Según denuncian desde el sector, el plazo de cobro de PAMI se estiró hasta los 30 y 35 días, acumulando hasta tres quincenas de atraso. "Con el Gobierno anterior el retraso era de apenas una semana; hoy la brecha financiera es insostenible", señalan los farmacéuticos. Este desfasaje impide que las farmacias puedan saldar sus deudas con las droguerías, que ante el alcance del límite de crédito, suspenden el envío de nuevos pedidos.

El "efecto tijera"

La situación se agrava por dos cambios estructurales aplicados recientemente:

Recorte de cobertura: La quita del 100% de bonificación en numerosos medicamentos.

Paso a venta libre: El traspaso de fármacos que antes eran bajo receta al rubro de venta libre, lo que encarece el costo directo para el bolsillo del afiliado.

"Las que padecen todo el esquema son las farmacias porque somos el nexo.
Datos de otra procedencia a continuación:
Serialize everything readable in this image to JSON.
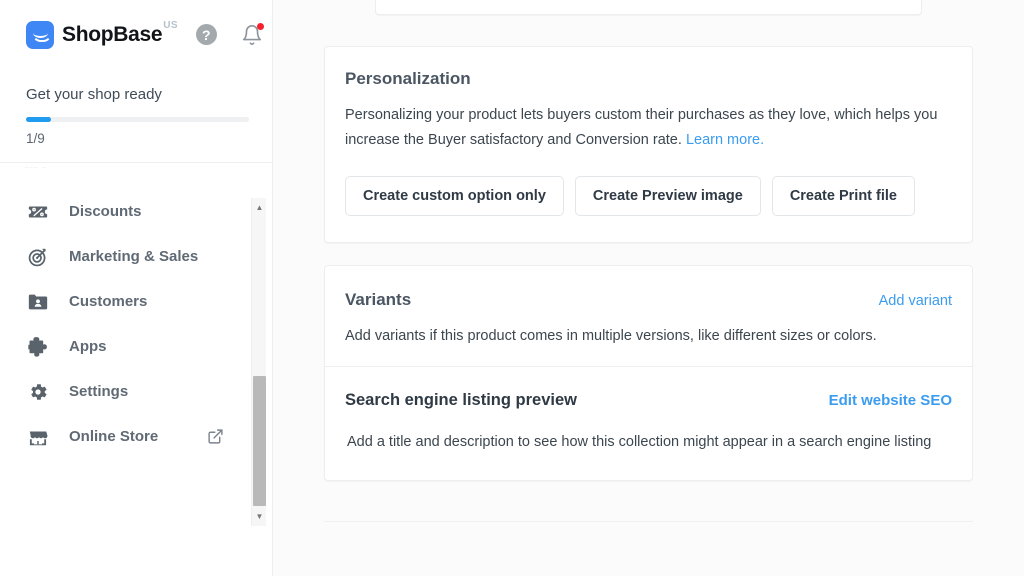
{
  "sidebar": {
    "brand": {
      "name": "ShopBase",
      "region": "US",
      "logo_icon": "shopbase-logo-icon",
      "help_icon": "help-question-icon",
      "help_label": "?",
      "notifications_icon": "bell-icon",
      "has_notification_badge": true
    },
    "onboarding": {
      "title": "Get your shop ready",
      "progress_label": "1/9",
      "progress_current": 1,
      "progress_total": 9,
      "progress_percent": 11,
      "accent_color": "#1f9bf0"
    },
    "clipped_row_text": "--- -",
    "items": [
      {
        "label": "Discounts",
        "icon": "discount-tag-icon",
        "external": false
      },
      {
        "label": "Marketing & Sales",
        "icon": "target-icon",
        "external": false
      },
      {
        "label": "Customers",
        "icon": "customers-folder-icon",
        "external": false
      },
      {
        "label": "Apps",
        "icon": "puzzle-piece-icon",
        "external": false
      },
      {
        "label": "Settings",
        "icon": "gear-icon",
        "external": false
      },
      {
        "label": "Online Store",
        "icon": "storefront-icon",
        "external": true,
        "external_icon": "external-link-icon"
      }
    ],
    "scrollbar": {
      "up_icon": "scroll-up-arrow-icon",
      "down_icon": "scroll-down-arrow-icon"
    }
  },
  "main": {
    "personalization": {
      "title": "Personalization",
      "description": "Personalizing your product lets buyers custom their purchases as they love, which helps you increase the Buyer satisfactory and Conversion rate.",
      "learn_more": "Learn more.",
      "buttons": [
        "Create custom option only",
        "Create Preview image",
        "Create Print file"
      ]
    },
    "variants": {
      "title": "Variants",
      "action_label": "Add variant",
      "description": "Add variants if this product comes in multiple versions, like different sizes or colors."
    },
    "seo": {
      "title": "Search engine listing preview",
      "action_label": "Edit website SEO",
      "description": "Add a title and description to see how this collection might appear in a search engine listing"
    },
    "link_color": "#3b9cf0"
  }
}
Cuando la droguería te corta el crédito por falta de pago, te quedás sin stock para atender a nadie, ni a PAMI ni al SEMPRE", explican fuentes del sector.

Afiliado, perjudicado

En La Pampa, el escenario es preocupante para los jubilados y empleados públicos. Al no poder reponer medicamentos de alta rotación o tratamientos crónicos, las farmacias se ven obligadas a negar la entrega, no por voluntad propia, sino por la imposibilidad física de comprar la mercadería.

El desabastecimiento ya no es una amenaza abstracta, sino una realidad que golpea a quienes dependen de las recetas para su calidad de vida. Mientras el flujo de fondos nacionales se ralentiza, la tensión en los mostradores aumenta, dejando a los profesionales farmacéuticos como "amortiguadores" de una crisis que parece no tener techo.